BMW on Thursday reported a 29-percent drop in profits in 2019, blaming heavy legal costs and high investments in a challenging economic environment.
Despite record revenues of 104 billion euros ($115.4 billion), driven by strong sales of its highest-end models, net profit amounted to just 5.0 billion euros, the company said in a statement.
The drop comes despite a two percent increase in the number of cars sold.
The figures took a big hit in first quarter from a 1.4-billion-euro provision set aside in connection with EU antitrust proceedings.
The European Commission has accused BMW, Volkswagen and Daimler of avoiding competition with each other on technologies that reduce harmful emissions.
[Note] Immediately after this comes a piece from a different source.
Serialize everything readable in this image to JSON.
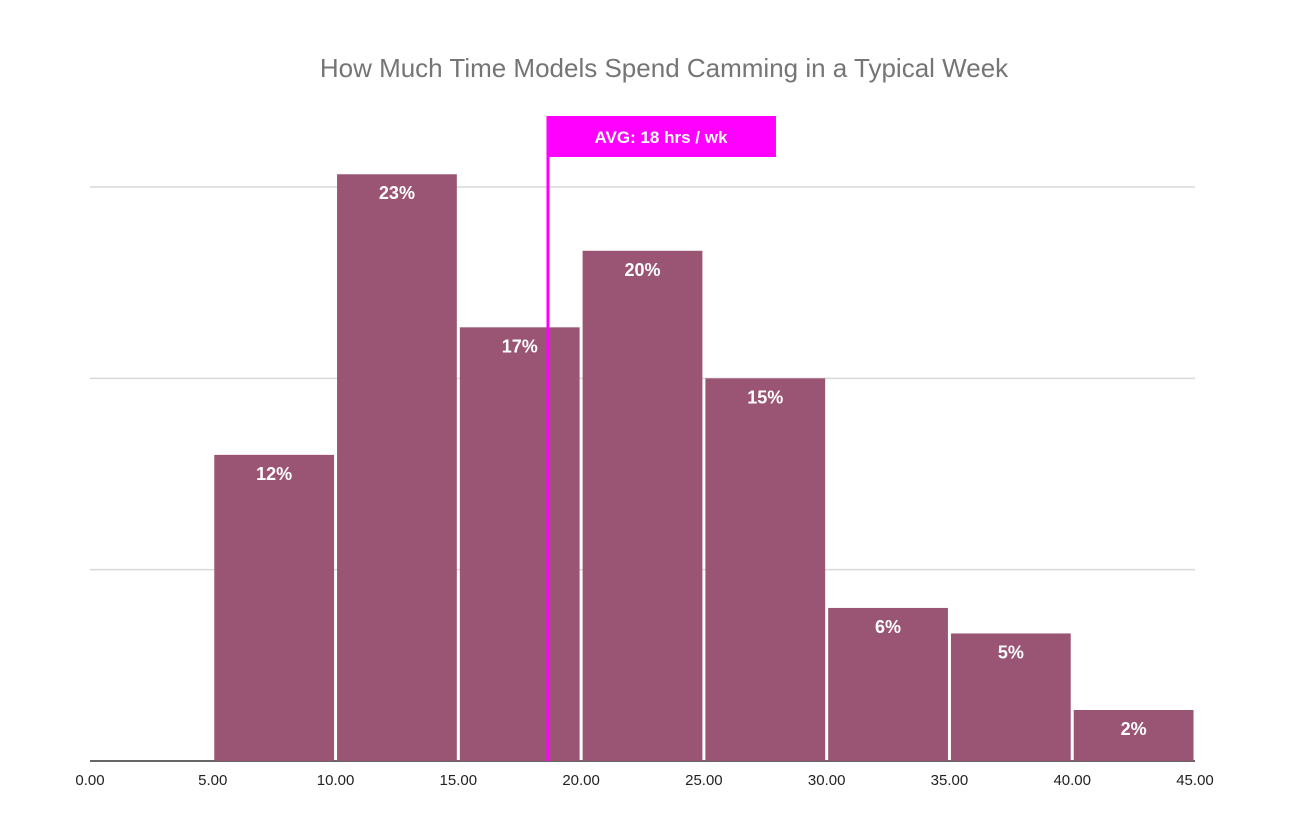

Investment in research and development, especially on electric models, also contributed to the drop in profits, as did the higher manufacturing costs from a growing proportion of electric vehicles.
For BMW, 8.6 percent of cars sold in the European Union in 2019 were electric or hybrid.
The group aims to roughly double that figure by 2021. It also plans to offer 25 electrified models by the end of 2023, half of which will be fully electric.
Under new EU regulations, carmakers must limit their fleets to an average of 95 grams of CO2 per kilometre by 2021 or face hefty fines — a target that will be impossible to achieve without clean-energy electric vehicles.